The year was 1947. World War II was over and the Marshall Plan was going to help rebuild Europe. Jackie Robinson became the first African American to play in the American League and led the Brooklyn Dodgers to a win the World Series. Anne Frank's Diary was published and, on television, it was Howdy Doody time. On the big screen, Clark Gable, Betty Grable and Humphy Bogart were stars and Gentlemen's Agreement won Oscars for Best Picture and Best Director (Elia Kazan).
It was a good year for theatre. On Broadway, where ticket prices were as low as $1.20, audiences were seeing the premiers of A Streetcar Named Desire , The Heiress, An Inspector Calls , Brigadoon and Finian's Rainbow. It would also be the first year for the Tony Awards.
Meanwhile, in Rockville Maryland, six friends got together and decided to form their own theater. Rev. Black, Madeliene Davis, Margaret Eddy, Pamela Bairsto, Murray Hamilton and Betty Sherman took their mutual love of theatre and joined to form Rockville Little Theatre (RLT). In 1948, the group had its first production, Noel Coward's Hay Fever, which was presented in the Christ Episcopal Parish Hall.
After that first show, RLT membership grew to 26, a constitution was drawn up, officers were elected and the organization committed itself to welcoming anyone in the community interested in dramatics.
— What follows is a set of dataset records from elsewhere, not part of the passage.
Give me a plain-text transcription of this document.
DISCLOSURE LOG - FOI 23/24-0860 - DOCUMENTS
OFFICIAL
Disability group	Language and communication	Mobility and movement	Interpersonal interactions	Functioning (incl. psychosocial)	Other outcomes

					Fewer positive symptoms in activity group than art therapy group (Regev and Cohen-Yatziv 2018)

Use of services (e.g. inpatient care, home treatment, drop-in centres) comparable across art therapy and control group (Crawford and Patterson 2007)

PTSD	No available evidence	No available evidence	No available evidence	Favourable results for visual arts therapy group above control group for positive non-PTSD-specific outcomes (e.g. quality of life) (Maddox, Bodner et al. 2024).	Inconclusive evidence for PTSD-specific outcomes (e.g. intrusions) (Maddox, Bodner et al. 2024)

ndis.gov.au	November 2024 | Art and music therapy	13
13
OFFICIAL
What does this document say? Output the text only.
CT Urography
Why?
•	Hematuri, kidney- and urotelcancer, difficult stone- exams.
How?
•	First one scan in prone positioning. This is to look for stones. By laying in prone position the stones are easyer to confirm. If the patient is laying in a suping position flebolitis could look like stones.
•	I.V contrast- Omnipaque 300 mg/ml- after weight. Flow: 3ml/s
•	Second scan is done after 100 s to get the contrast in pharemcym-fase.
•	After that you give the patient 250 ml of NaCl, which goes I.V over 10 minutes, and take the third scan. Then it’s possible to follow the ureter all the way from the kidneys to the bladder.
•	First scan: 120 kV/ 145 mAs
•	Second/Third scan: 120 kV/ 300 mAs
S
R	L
RLT continued to hold performances at the church until 1958, when they then moved to Broome Junior High School. Conditions at Broome were not ideal for a theatre group. An article by George Waleski of The Sentinel, described the experience this way:
High school architects must loathe actors. Certainly the man who designed the stage at Broome Jr. High had no other need in mind than to elevate and extend the basketball floor four feet up and thirty feet back and to light it with the most bizarre set of border lights that it has been the misfortune of any drama group to work with. There are no footlights at Broome, no rheostats, no place to nail to in raising and bracing a set.
Fortunately, in September of 1960, the new Rockville Civic Center Auditorium (now the F. Scott Fitzgerald Theater) became RLT's home, and performances have been held there ever since. RLT members were active in the design and technical discussions for the space.
Over the years, RLT has been an ever-changing and growing group. That first membership roster of 6 now stands near 60. No records exist to show how many people saw that first show in 1948, but in 1962, 400 season tickets were sold. In 1996, we celebrated our 50th year by selling over 1700 season tickets.
Many traditions have come into being over the years. In 1961, director Frank Barnhart created the Gold Hat to recognize the biggest goof in a production. Originally, the award was an actual hat, painted gold, which was passed on to each successive winner. Unfortunately, the hat was absconded with at one point and hasn't been seen since. But the tradition lives on and the award has become the highlight of many cast and crew parties.
In 1972, RLT's Quarters on the grounds behind the Civic Center Mansion were completed. For the first time, flats, equipment, costumes, props and supplies could all be stored in one central location. Many a Saturday has been spent down at Quarters painting and sawing to create the wonderful sets for our productions. Just being at Quarters is a wonderful opportunity to see the history of RLT. Looking at the layers upon layers of paint on the flats is like an archeological dig into the past shows from RLT. In 2000, we moved into larger Quarters in the same area.
In 1986, RLT joined with Rockville Musical Theatre (RMT) to form a consortium to sell season tickets. Now, subscribers can enjoy five different shows for not much more than the prce of movie tickets. With our production of Murder by the Book in 1993, we took a great step forward by adding a matinee performance to our schedule. Although only about 70 people showed up on that first Sunday, the matinee has now become one of our most popular performances each show. Many of our audience members expressed their appreciation for being able to attend our shows during daylight hours.
In the 90s we entered the Information Age and purchased our first computer. This enabled us to keep more permanent records and to give our programs and other documents a more professional look. In 1997, we upgraded our computer system and established our own website.
In 2007, RLT celebrated its 60th anniversary with a reprise of its original production, Hay Fever. Cal Miller, who had appeared in the original production, also had a role in the reprise. The Gazette Newspapers ran a delightful article (external link) featuring this anniversary.
Now, we continue to present a mix of old and new plays - drama, comedy, mystery - that we hope our audience will find exciting and entertaining.